Hirsch was born in Wausau, Wisconsin. He developed his running style running cross legged over four square cement sidewalk blocks in his home town. Hirsch played for legendary coach Win Brockmeyer during his time at Wausau High School.
Hirsch played his first college season with the University of Wisconsin Badgers in 1942. His nickname was permanently affixed to him by Chicago Daily News sportswriter Francis Powers who, upon witnessing him play for the Badgers against the Great Lakes Naval Station in 1942, wrote “His crazy legs were gyrating in six different directions, all at the same time; he looked like a demented duck.”
His commitment to the United States Navy V-12 program in United States Marine Corps required him to transfer to the University of Michigan. He played two intercollegiate football seasons for the Michigan Wolverines where during the 1943-44 year he earned the distinction of being the only athlete at the school to letter in four sports (football, basketball, track and baseball) in a single year. He was inducted into the College Football Hall of Fame in 1974.
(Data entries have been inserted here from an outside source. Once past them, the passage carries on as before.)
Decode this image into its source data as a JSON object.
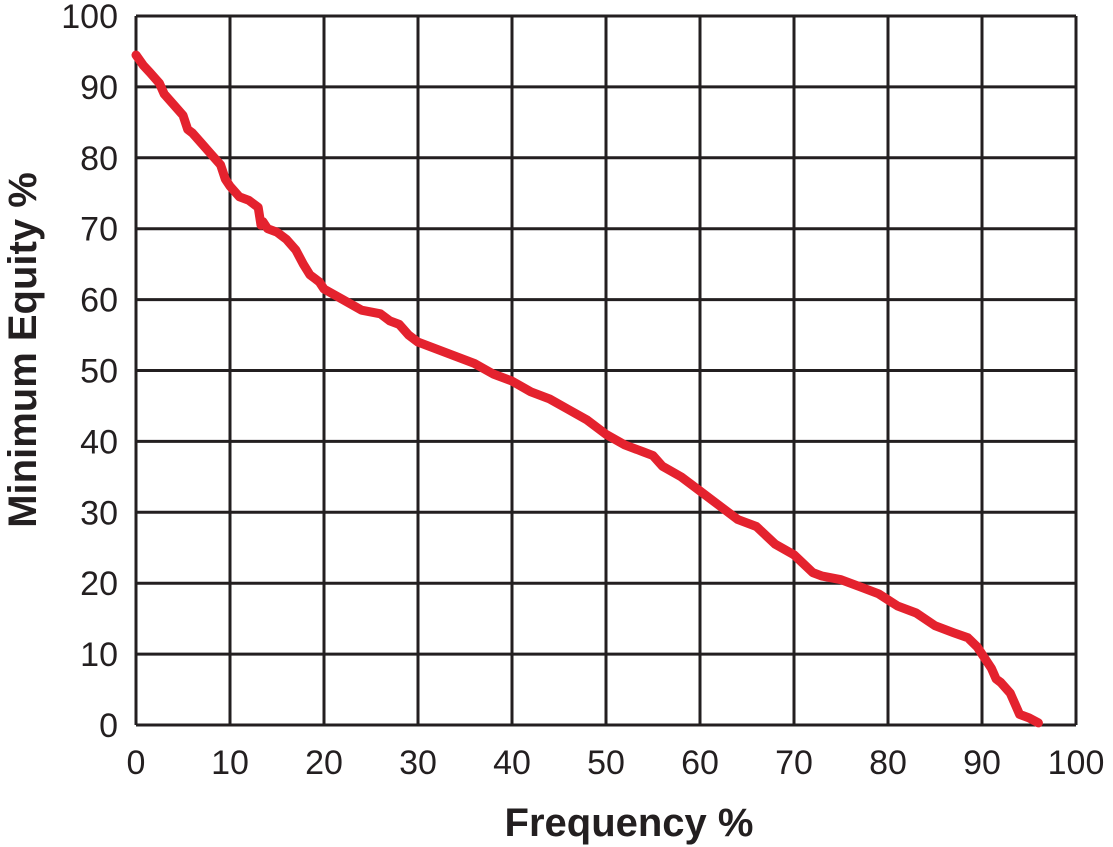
{
  "chart_data": {
    "type": "line",
    "title": "",
    "xlabel": "Frequency %",
    "ylabel": "Minimum Equity %",
    "xlim": [
      0,
      100
    ],
    "ylim": [
      0,
      100
    ],
    "xticks": [
      0,
      10,
      20,
      30,
      40,
      50,
      60,
      70,
      80,
      90,
      100
    ],
    "yticks": [
      0,
      10,
      20,
      30,
      40,
      50,
      60,
      70,
      80,
      90,
      100
    ],
    "grid": true,
    "legend": "none",
    "series": [
      {
        "color": "#e4222e",
        "x": [
          0,
          0.8,
          1.5,
          2.5,
          3,
          4,
          5,
          5.5,
          6,
          7,
          8,
          9,
          9.5,
          10,
          11,
          12,
          13,
          13.3,
          13.5,
          14,
          15,
          16,
          17,
          17.8,
          18.5,
          19,
          19.5,
          20,
          22,
          24,
          26,
          27,
          28,
          29,
          30,
          32,
          34,
          36,
          38,
          40,
          42,
          44,
          46,
          48,
          50,
          52,
          54,
          55,
          56,
          58,
          60,
          62,
          64,
          66,
          68,
          70,
          72,
          73,
          75,
          77,
          79,
          81,
          83,
          85,
          87,
          88.5,
          89.5,
          91,
          91.5,
          92,
          93,
          93.5,
          94,
          95,
          96
        ],
        "y": [
          94.5,
          93,
          92,
          90.5,
          89,
          87.5,
          86,
          84,
          83.5,
          82,
          80.5,
          79,
          77,
          76,
          74.5,
          74,
          73,
          70.5,
          71,
          70,
          69.5,
          68.5,
          67,
          65,
          63.5,
          63,
          62.5,
          61.5,
          60,
          58.5,
          58,
          57,
          56.5,
          55,
          54,
          53,
          52,
          51,
          49.5,
          48.5,
          47,
          46,
          44.5,
          43,
          41,
          39.5,
          38.5,
          38,
          36.5,
          35,
          33,
          31,
          29,
          28,
          25.5,
          24,
          21.5,
          21,
          20.5,
          19.5,
          18.5,
          16.8,
          15.8,
          14,
          13,
          12.3,
          11,
          8,
          6.5,
          6,
          4.5,
          3,
          1.5,
          1,
          0.3
        ]
      }
    ]
  }
}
Hirsch was drafted by the Chicago Rockets of the All-America Football Conference, where he played from 1946 to 1948, in three injury-prone seasons. After the Rockets and the AAFC merged with the NFL, he joined the Los Angeles Rams through 1957, where he gained his fame. Coach Clark Shaughnessy made Hirsch the first full-time “flanker” in NFL history, splitting the talented receiver outside from his previous halfback position. Additionally, he was one of the first to sport the molded plastic helmet that is the industry standard today in the NFL, which Coach Shaughnessy fitted for him as a precaution, as he was injured when first joining the Rams.